Forbes.pl donosi, że najwięcej zarabiają kierowcy, którzy orientują się w lokalnych wydarzeniach. Wiedzą, kiedy kończy się mecz, gdzie jest koncerty artysty światowego formatu, a także kiedy jest premiera nowego spektaklu w popularnym teatrze.

Inny kierowca też dorywczo pracował na Uberze przez 5 dni, ale tylko przez 16 godzin. Miał 33 zamówienia i zarobił 488 złotych "na rękę".

Napisał do nas kierowca z Wrocławia: " Odliczając jedynie koszty paliwa, prowizji dla Uber / Bolt zarobki wyniosą około 25 zł / h - przy bardziej gorących okresach jak świąteczny wzrosną one do 40 zł /h. Nie wiem zatem skąd średnie z rzędu 8 tyś. Matematycznie jest to niemożliwe biorąc pod uwagę, że pasażer za przejechany kilometr płaci 1.3 zł - minus 20% jeśli to kurs BOLTem 25% jeśli Uber.

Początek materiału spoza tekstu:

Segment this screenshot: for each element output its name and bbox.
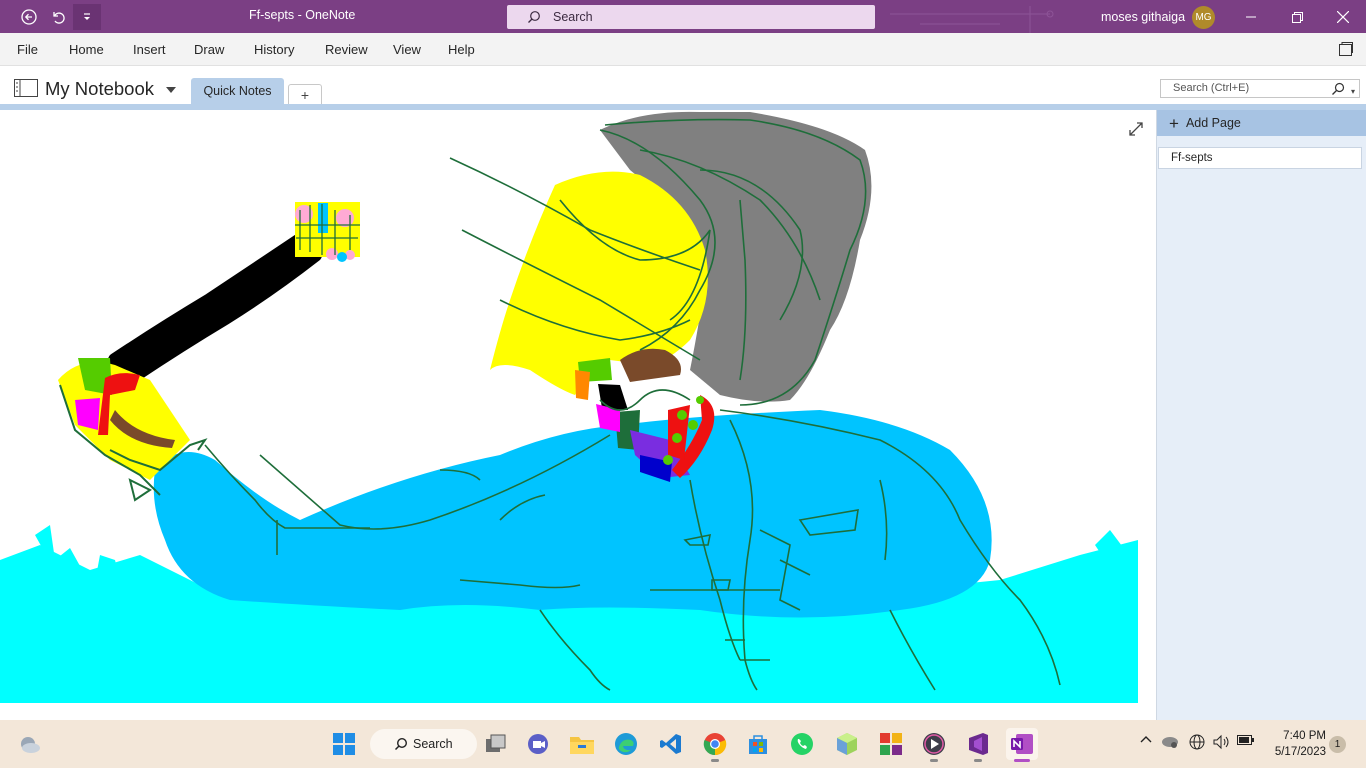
window-title: Ff-septs - OneNote [249,8,356,22]
chevron-up-icon[interactable] [1140,734,1152,746]
search-input[interactable]: Search (Ctrl+E) ▾ [1160,79,1360,98]
avatar[interactable]: MG [1192,6,1215,29]
menu-file[interactable]: File [17,42,38,57]
undo-icon [53,12,65,24]
minimize-button[interactable] [1228,4,1274,30]
cube-app-button[interactable] [831,728,863,760]
clock-time: 7:40 PM [1283,730,1326,742]
task-view-icon [486,734,506,752]
close-icon [1337,11,1349,23]
chrome-icon [703,733,727,756]
menu-bar: File Home Insert Draw History Review Vie… [0,33,1366,66]
menu-help[interactable]: Help [448,42,475,57]
start-button[interactable] [328,728,360,760]
add-section-button[interactable]: + [288,84,322,104]
back-button[interactable] [15,4,43,30]
whatsapp-icon [791,733,813,755]
system-clock[interactable]: 7:40 PM 5/17/2023 [1266,728,1326,760]
clock-date: 5/17/2023 [1274,746,1326,758]
add-page-label: Add Page [1185,116,1241,130]
whatsapp-button[interactable] [786,728,818,760]
restore-button[interactable] [1274,4,1320,30]
store-icon [749,735,767,754]
cube-app-icon [837,733,857,755]
file-explorer-icon [570,737,594,754]
page-list-pane: + Add Page Ff-septs [1156,110,1366,720]
notebook-icon[interactable] [14,79,38,97]
add-page-button[interactable]: + Add Page [1157,110,1366,136]
media-player-icon [923,733,945,755]
ink-arm [108,233,322,382]
onenote-button[interactable] [1006,728,1038,760]
language-globe-icon[interactable] [1189,734,1205,750]
close-button[interactable] [1320,4,1366,30]
menu-insert[interactable]: Insert [133,42,166,57]
notification-badge[interactable]: 1 [1329,736,1346,753]
titlebar-decoration [890,6,1054,33]
menu-home[interactable]: Home [69,42,104,57]
menu-history[interactable]: History [254,42,294,57]
vs-running-indicator [974,759,982,762]
ink-flower [295,202,360,262]
onenote-active-indicator [1014,759,1030,762]
ink-drawing[interactable] [0,110,1156,720]
onenote-icon [1011,734,1033,754]
task-view-button[interactable] [480,728,512,760]
menu-draw[interactable]: Draw [194,42,224,57]
plus-icon: + [1169,113,1179,133]
taskbar-search[interactable]: Search [370,729,477,759]
user-name: moses githaiga [1101,10,1186,24]
restore-icon [1291,11,1303,23]
notebook-name[interactable]: My Notebook [45,78,154,100]
magnifier-icon [1332,82,1345,95]
weather-cloud-icon [21,737,40,753]
notebook-bar: My Notebook Quick Notes + Search (Ctrl+E… [0,66,1366,104]
expand-icon[interactable] [1128,121,1144,137]
edge-icon [615,733,637,755]
teams-button[interactable] [523,728,555,760]
chrome-running-indicator [711,759,719,762]
menu-view[interactable]: View [393,42,421,57]
search-icon [394,737,408,751]
search-scope-dropdown-icon[interactable]: ▾ [1351,83,1355,100]
vscode-icon [660,734,681,754]
media-running-indicator [930,759,938,762]
search-placeholder: Search (Ctrl+E) [1173,82,1250,94]
weather-widget[interactable] [13,728,45,760]
vscode-button[interactable] [655,728,687,760]
quick-access-dropdown-icon [84,13,90,20]
chevron-down-icon[interactable] [166,87,176,93]
quick-access-button[interactable] [73,4,101,30]
page-canvas[interactable] [0,110,1156,720]
undo-button[interactable] [44,4,72,30]
edge-button[interactable] [610,728,642,760]
search-icon [528,11,540,23]
title-search-box[interactable]: Search [507,5,875,29]
taskbar: Search 7:40 PM 5/17/2023 1 [0,720,1366,768]
page-item-ff-septs[interactable]: Ff-septs [1158,147,1362,169]
title-search-placeholder: Search [553,10,593,24]
grid-app-icon [880,733,902,755]
start-icon [333,733,355,755]
menu-review[interactable]: Review [325,42,368,57]
onedrive-icon[interactable] [1161,734,1179,748]
minimize-icon [1246,16,1256,18]
tab-quick-notes[interactable]: Quick Notes [191,78,284,104]
volume-icon[interactable] [1213,734,1231,750]
visual-studio-button[interactable] [962,728,994,760]
grid-app-button[interactable] [875,728,907,760]
title-bar: Ff-septs - OneNote Search moses githaiga… [0,0,1366,33]
back-arrow-icon [21,9,37,25]
media-player-button[interactable] [918,728,950,760]
chrome-button[interactable] [699,728,731,760]
teams-icon [528,734,548,754]
battery-icon[interactable] [1237,734,1255,746]
file-explorer-button[interactable] [566,728,598,760]
visual-studio-icon [969,733,988,755]
taskbar-search-label: Search [413,737,453,751]
ribbon-toggle-icon[interactable] [1338,41,1354,57]
store-button[interactable] [742,728,774,760]
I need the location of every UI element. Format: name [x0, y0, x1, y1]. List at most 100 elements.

Kierowca z Lublina informuje: "Dużo zależy od tego jaką firmę się wybierze i czy jeździmy własnym autem czy "partnera". Ja akurat jeżdżę autem partnera Toyota Auris za który co tydzień place 425 złotych. Zarobki to mniej więcej 400 złotych przy 25 godzinach pracy. Gdy pracowałem 30 godzin i dobierałem dobre miejsca postoju udawało mi się zarobić nieco ponad 700 złotych. Trzeba jednak pamiętać jeszcze o kosztach paliwa.